Orszag’s job involves the construction of the Presidential Budget on behalf of the executive branch of government. He can propose this spending, but only the House of Representatives can enact it. Thus, when NRO.com whacks Orszag for leaving behind $Tr budget deficits, this criticism is only partially fair. The saddest thing about Orszag’s departure is the extent to which the whole thing has been considered mundane.

Orszag should not have left to have more family time with his new fiancé and his illegitimate child. He should have left in order to protest the Constitutional Crisis brought on by House Speaker Nancy Pelosi and her inability to quell the political cowardice of her overwhelming majority. The House of Representatives has a Constitutional responsibility to control the spending of America’s government. This involves putting together a comprehensive, detailed, honest and informative budget resolution so that the country has a plan.

Since the founding of The United States of America, the House of Representatives has had the power of the purse. With that power, as even Spiderman could attest, comes great responsibility. The Framers of The Constitution spoke frequently on the importance of a sound financial process occurring in The House of Representatives.

The U.S. Constitution declares: “No Money shall be drawn from the Treasury, but in Consequence of Appropriations made by Law.” The power of the purse, James
Madison noted in Federalist Paper no. 58, represents the “most complete and effectual weapon with which any constitution can arm the immediate representatives of the people, for obtaining a redress of every grievance, and for carrying into effect every just and salutary measure.” In Federalist Paper no. 48, Madison said “the legislative department alone has access to the pockets of the people.”
(HT: House Budget Committee)

But instead of the wise stewardship envisioned by James Madison at the inception of The Great American experiment, we get gamesmanship. We get alternative budget measures. The type where you get to spend the money, but don’t have to confess how much the expenditures will cost.
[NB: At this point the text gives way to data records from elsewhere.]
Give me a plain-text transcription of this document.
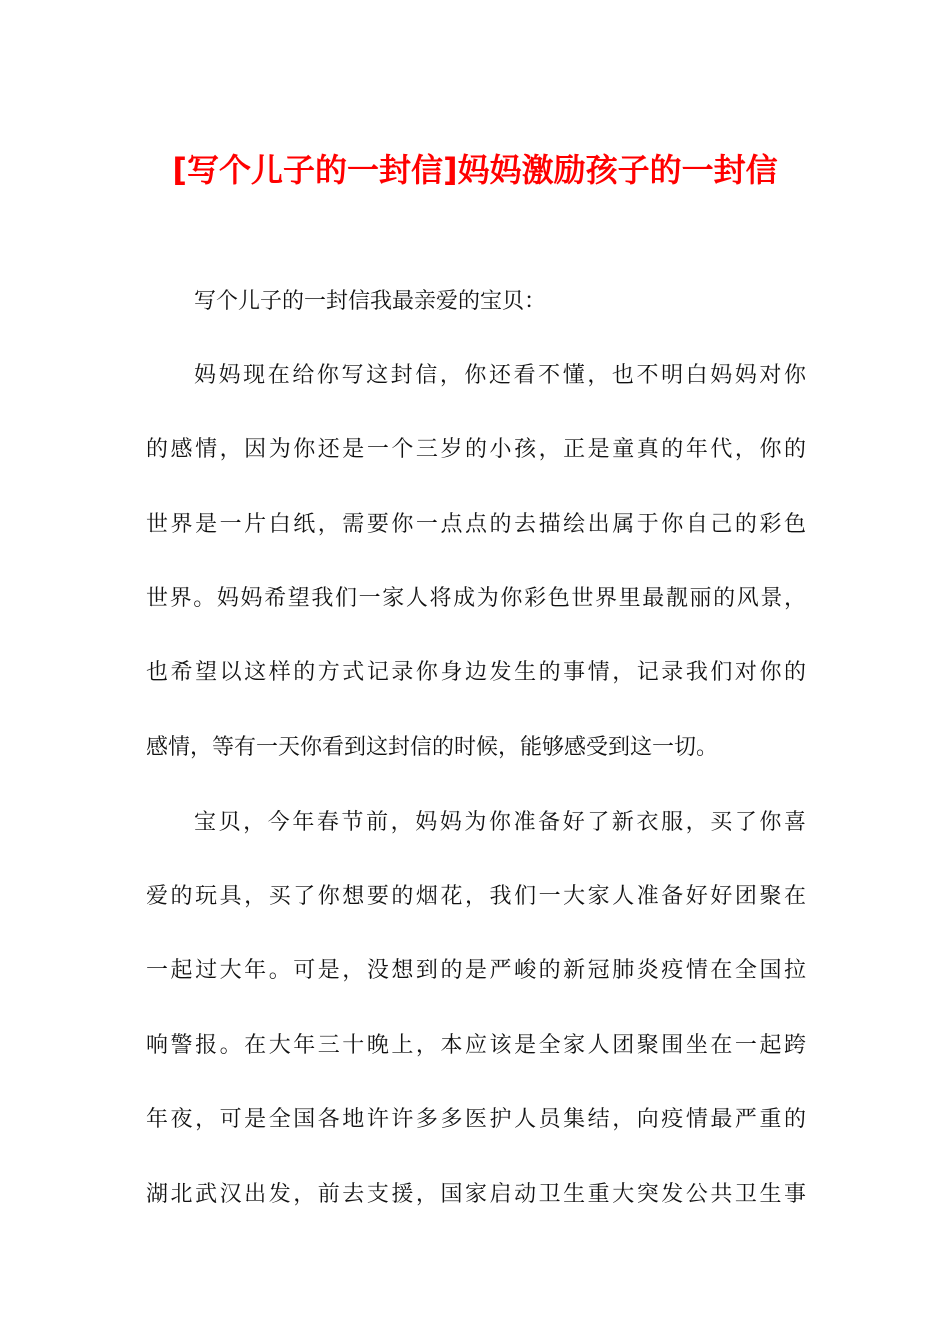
[写个儿子的一封信]妈妈激励孩子的一封信
写个儿子的一封信我最亲爱的宝贝：
妈妈现在给你写这封信，你还看不懂，也不明白妈妈对你
的感情，因为你还是一个三岁的小孩，正是童真的年代，你的
世界是一片白纸，需要你一点点的去描绘出属于你自己的彩色
世界。妈妈希望我们一家人将成为你彩色世界里最靓丽的风景，
也希望以这样的方式记录你身边发生的事情，记录我们对你的
感情，等有一天你看到这封信的时候，能够感受到这一切。
宝贝，今年春节前，妈妈为你准备好了新衣服，买了你喜
爱的玩具，买了你想要的烟花，我们一大家人准备好好团聚在
一起过大年。可是，没想到的是严峻的新冠肺炎疫情在全国拉
响警报。在大年三十晚上，本应该是全家人团聚围坐在一起跨
年夜，可是全国各地许许多多医护人员集结，向疫情最严重的
湖北武汉出发，前去支援，国家启动卫生重大突发公共卫生事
House Budget Committee Chairman John Spratt (D-S.C.) said the alternative would be the “functional equivalent” of a full-fledged budget. But because it won’t be a traditional budget resolution, it will be silent on future deficits, which are expected to average nearly $1 trillion for the next decade.
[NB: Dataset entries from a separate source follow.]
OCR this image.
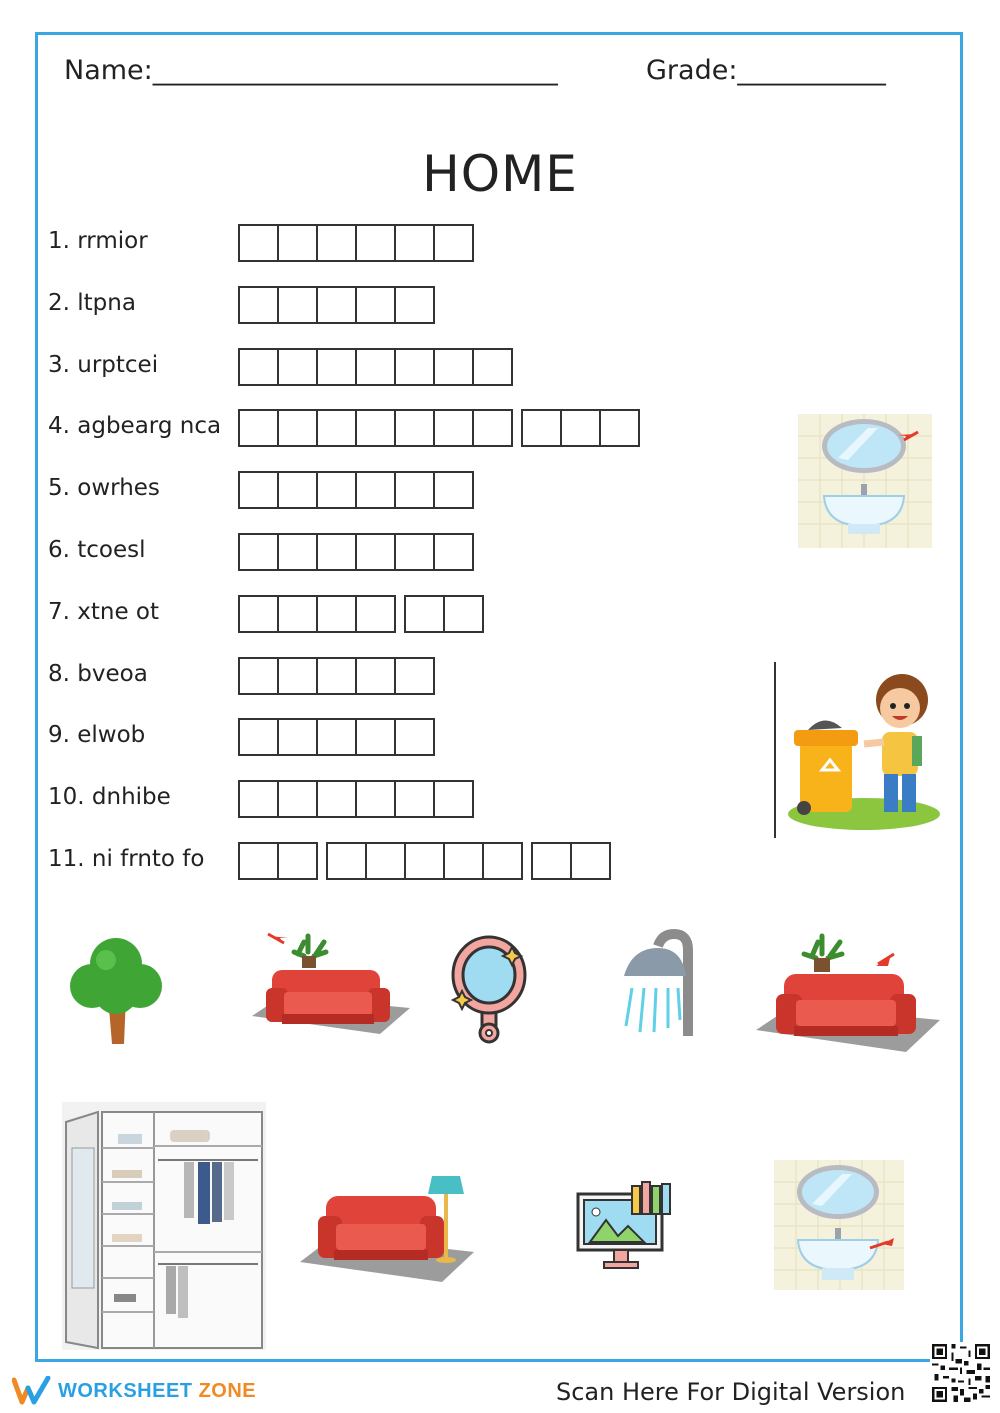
Name:______________________________	Grade:___________
HOME
1. rrmior
2. ltpna
3. urptcei
4. agbearg nca
5. owrhes
6. tcoesl
7. xtne ot
8. bveoa
9. elwob
10. dnhibe
11. ni frnto fo
WORKSHEET ZONE	Scan Here For Digital Version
Another convenience of an alternate budget resolution, is that it gets to ignore Glorious and Sanctimonious PAYGO. The Democrats composing Pelosi’s majority loved PAYGO when they campaigned on it in 2006. Living within its limitations hasn’t been as popular. The neutered House of Representatives version, which would be in effect absent an approved Federal Budget, would allow the Congress to declare all spending they didn’t wish to control emergency spending. Thus we get fiascoes such as this.

Both PAYGO measures require new tax cuts or that entitlement programs be paid for with tax increases or spending cuts, but the House PAYGO rule, in place since before the law was enacted, can be more easily bypassed than the PAYGO law. Spratt said the budget may be attached to an upcoming supplemental spending bill, which will provide funding for the Iraq and Afghanistan wars, domestic disaster aid and possibly fiscal aid to states and local governments to retain public workers.

Why the dither? Why the delay? Democrats are afraid to make choices. They are afraid dealing with problems will make them unpopular. They attach the waste, the earmarks and the pork barrel spoils to the war funding. Democrats have learned to love the war. It forces us all to swallow all of Jim Moran’s earmarks and do it for The Troops.™

So Orszag’s decision to resign and enter the Kiddy-Pool section of some left-leaning think tank is appropriate. If Congress can’t be bothered with doing their job, it’s not as if he has any reasonable expectation of successfully accomplishing his. Peter Orszag is not much of a guy and won’t be missed, but if his decision to leave town calls attention to the stupid games being played with our nation’s financial future, than his exit from public service was both proper and condign. For that, at least, he should be commended.